Переводя все сказанное на язык общей физики, скажем: организация пространства достигается здесь некоторым непрерывным распределением источников и стоков, или некоторых точечных масс, положительных и отрицательных. Это использование уравнения Пуассона[98] —последнего члена, содержащего плотность распределения масс в каждой точке. Художник играет здесь на этом последнем члене, а силовое поле и соответствующее строение пространств устанавливаются тогда сами собою как нечто вторичное и отраженное.

В искусстве этого рода приходится действовать точкою–мазком. Как осязательная до последней степени, такая точка должна сниматься с вещи чистым пассивным зрением: это как бы облупившаяся чешуйка зримой поверхности вещей, и даже не самих вещей, а их проекций. Художник берет здесь пассивно то, что ему представляется в данный момент, и сознательно бежит познания вещи, безотносительного к случайной обстановке наличного восприятия. Если в линии характерна ее индивидуальная форма, то точка лишена формы, а потому — индивидуальности. Отсюда необходимость индивидуализировать в живописи точку величиной ее поверхности, тоном, цветом, т. е. придать ей чувственные характеристики помимо характеристики геометрической — известного места на плоскости. Отсюда далее понятно тяготение живописи еще более и еще грубее чувственно индивидуализировать ее точки: это ведет живопись к исканию фактур, а еще дальше — побуждает заимствовать эти фактуры уже в качестве готовых, из различных произведений техники. Так возникают наклейки, набивки, инкрустации и т. п.

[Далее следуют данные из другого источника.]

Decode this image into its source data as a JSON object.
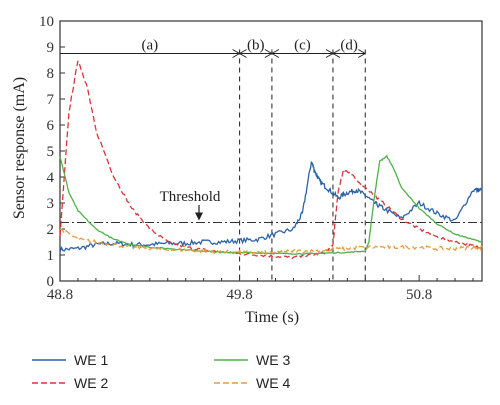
{
  "chart_data": {
    "type": "line",
    "xlabel": "Time (s)",
    "ylabel": "Sensor response (mA)",
    "xlim": [
      48.8,
      51.15
    ],
    "ylim": [
      0,
      10
    ],
    "xticks": [
      "48.8",
      "49.8",
      "50.8"
    ],
    "xtick_values": [
      48.8,
      49.8,
      50.8
    ],
    "yticks": [
      "0",
      "1",
      "2",
      "3",
      "4",
      "5",
      "6",
      "7",
      "8",
      "9",
      "10"
    ],
    "grid": false,
    "threshold": {
      "label": "Threshold",
      "value": 2.25
    },
    "regions": [
      {
        "label": "(a)",
        "start": 48.8,
        "end": 49.8
      },
      {
        "label": "(b)",
        "start": 49.8,
        "end": 49.98
      },
      {
        "label": "(c)",
        "start": 49.98,
        "end": 50.32
      },
      {
        "label": "(d)",
        "start": 50.32,
        "end": 50.5
      }
    ],
    "phase_lines": [
      49.8,
      49.98,
      50.32,
      50.5
    ],
    "legend_position": "bottom",
    "series": [
      {
        "name": "WE 1",
        "color": "#2a62a8",
        "dash": "solid",
        "points": [
          [
            48.8,
            1.2
          ],
          [
            48.9,
            1.25
          ],
          [
            49.0,
            1.4
          ],
          [
            49.1,
            1.45
          ],
          [
            49.2,
            1.4
          ],
          [
            49.3,
            1.4
          ],
          [
            49.4,
            1.45
          ],
          [
            49.5,
            1.45
          ],
          [
            49.6,
            1.5
          ],
          [
            49.7,
            1.5
          ],
          [
            49.8,
            1.55
          ],
          [
            49.9,
            1.6
          ],
          [
            50.0,
            1.8
          ],
          [
            50.1,
            2.0
          ],
          [
            50.15,
            2.6
          ],
          [
            50.2,
            4.6
          ],
          [
            50.22,
            4.2
          ],
          [
            50.25,
            3.8
          ],
          [
            50.3,
            3.5
          ],
          [
            50.35,
            3.2
          ],
          [
            50.4,
            3.4
          ],
          [
            50.45,
            3.5
          ],
          [
            50.5,
            3.3
          ],
          [
            50.55,
            3.0
          ],
          [
            50.6,
            2.8
          ],
          [
            50.7,
            2.4
          ],
          [
            50.8,
            3.0
          ],
          [
            50.9,
            2.6
          ],
          [
            51.0,
            2.3
          ],
          [
            51.1,
            3.5
          ],
          [
            51.15,
            3.5
          ]
        ]
      },
      {
        "name": "WE 2",
        "color": "#d9343a",
        "dash": "dashed",
        "points": [
          [
            48.8,
            1.7
          ],
          [
            48.85,
            6.5
          ],
          [
            48.9,
            8.5
          ],
          [
            48.95,
            7.5
          ],
          [
            49.0,
            5.8
          ],
          [
            49.1,
            4.0
          ],
          [
            49.2,
            2.8
          ],
          [
            49.3,
            2.0
          ],
          [
            49.4,
            1.5
          ],
          [
            49.5,
            1.3
          ],
          [
            49.6,
            1.2
          ],
          [
            49.7,
            1.1
          ],
          [
            49.8,
            1.05
          ],
          [
            49.9,
            1.0
          ],
          [
            50.0,
            0.95
          ],
          [
            50.1,
            0.9
          ],
          [
            50.2,
            1.0
          ],
          [
            50.28,
            1.1
          ],
          [
            50.32,
            1.4
          ],
          [
            50.35,
            3.5
          ],
          [
            50.38,
            4.3
          ],
          [
            50.42,
            4.1
          ],
          [
            50.5,
            3.6
          ],
          [
            50.6,
            3.0
          ],
          [
            50.7,
            2.4
          ],
          [
            50.8,
            2.0
          ],
          [
            50.9,
            1.7
          ],
          [
            51.0,
            1.5
          ],
          [
            51.1,
            1.35
          ],
          [
            51.15,
            1.3
          ]
        ]
      },
      {
        "name": "WE 3",
        "color": "#4fb348",
        "dash": "solid",
        "points": [
          [
            48.8,
            4.8
          ],
          [
            48.85,
            3.4
          ],
          [
            48.9,
            2.7
          ],
          [
            49.0,
            2.0
          ],
          [
            49.1,
            1.6
          ],
          [
            49.2,
            1.4
          ],
          [
            49.3,
            1.3
          ],
          [
            49.4,
            1.25
          ],
          [
            49.5,
            1.2
          ],
          [
            49.6,
            1.15
          ],
          [
            49.7,
            1.1
          ],
          [
            49.8,
            1.1
          ],
          [
            49.9,
            1.08
          ],
          [
            50.0,
            1.06
          ],
          [
            50.1,
            1.05
          ],
          [
            50.2,
            1.05
          ],
          [
            50.3,
            1.08
          ],
          [
            50.4,
            1.1
          ],
          [
            50.5,
            1.15
          ],
          [
            50.52,
            1.5
          ],
          [
            50.55,
            3.2
          ],
          [
            50.58,
            4.6
          ],
          [
            50.62,
            4.8
          ],
          [
            50.66,
            4.3
          ],
          [
            50.7,
            3.6
          ],
          [
            50.8,
            2.8
          ],
          [
            50.9,
            2.2
          ],
          [
            51.0,
            1.8
          ],
          [
            51.1,
            1.6
          ],
          [
            51.15,
            1.5
          ]
        ]
      },
      {
        "name": "WE 4",
        "color": "#e89a3c",
        "dash": "dashed",
        "points": [
          [
            48.8,
            2.0
          ],
          [
            48.9,
            1.6
          ],
          [
            49.0,
            1.5
          ],
          [
            49.1,
            1.4
          ],
          [
            49.2,
            1.3
          ],
          [
            49.3,
            1.25
          ],
          [
            49.4,
            1.2
          ],
          [
            49.5,
            1.2
          ],
          [
            49.6,
            1.15
          ],
          [
            49.7,
            1.12
          ],
          [
            49.8,
            1.1
          ],
          [
            49.9,
            1.1
          ],
          [
            50.0,
            1.1
          ],
          [
            50.1,
            1.15
          ],
          [
            50.2,
            1.15
          ],
          [
            50.3,
            1.2
          ],
          [
            50.4,
            1.25
          ],
          [
            50.5,
            1.3
          ],
          [
            50.6,
            1.3
          ],
          [
            50.7,
            1.3
          ],
          [
            50.8,
            1.3
          ],
          [
            50.9,
            1.25
          ],
          [
            51.0,
            1.25
          ],
          [
            51.1,
            1.3
          ],
          [
            51.15,
            1.3
          ]
        ]
      }
    ]
  }
}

Если бы нужно было привести примеры этого направления искусства, в его более чистом виде, то, конечно, сюда относится прежде всего все направленное к импрессионизму, будет ли этот импрессионизм называться своим именем или нет. Тинторетто, Эль Греко, отчасти Рембрандт, Делакруа и его школа, неоимпрессионизм в лице Поля Синьяка и др., пуантилизм и т. п. —все это стремится дать цветовую среду, пассивную, несвязную, лишенную конструкции и потому, по вялости своей, легко подчиняемую композиции. Если эту среду называть пространством, то во всяком случае оно не есть простор движениям, ибо густо, переполнено. Это — пространство Декарта[99], сплошь заполненное бесчисленными частями материи, с которою оно, ошибочно логически, но естественно психологически всецело отождествляется.

XXXIX

Живопись распространяет вещественность на пространство и потому пространство склонна превращать в среду. Напротив, графика пространственность подводит к вещи и тем истолковывает самые вещи как некоторые возможности движений в них, но движений в разных случаях различных. Иначе говоря, оно истолковывает вещи как пространство особых кривизн, или как силовые поля. Живопись, таким образом, имеет дело собственно с веществом, т. е. с содержанием вещи, и по образцу этого содержания строит все наружное пространство. А графика занята окружающим вещи пространством и по образцу его истолковывает внутренность вещей. Пространство, само по себе, осязанию недоступно; но живопись хочет все‑таки истолковать его как осязательное и для этого размещает в нем вещество, хотя бы тончайшее. Так возникает световая среда. С другой стороны, вещество как таковое не дает простору движениям. Поэтому внутренность вещи двигательному восприятию недоступна. График, строя пространство из движений, и к внутренности вещи хочет подойти тем же восприятием и потому изображает объем вещи, делая внутри него мысленные движения, т. е. воображаемые двигательные опыты. Если бы он смирился пред недоступностью этого объема осязанию и этих опытов не проделал бы, то внутренность вещи осталась бы ему глубокой тайной и не могла бы быть изображена графически. Ведь живописец, касаясь вещи, передает ее вещество, начинающееся у границы и простирающееся вглубь, а графика может двигаться лишь около вещи и вещество ее при своем движении нисколько не познает, — совершенно так же, как живописец осязанием вещи нисколько не познает окружающего ее пространства.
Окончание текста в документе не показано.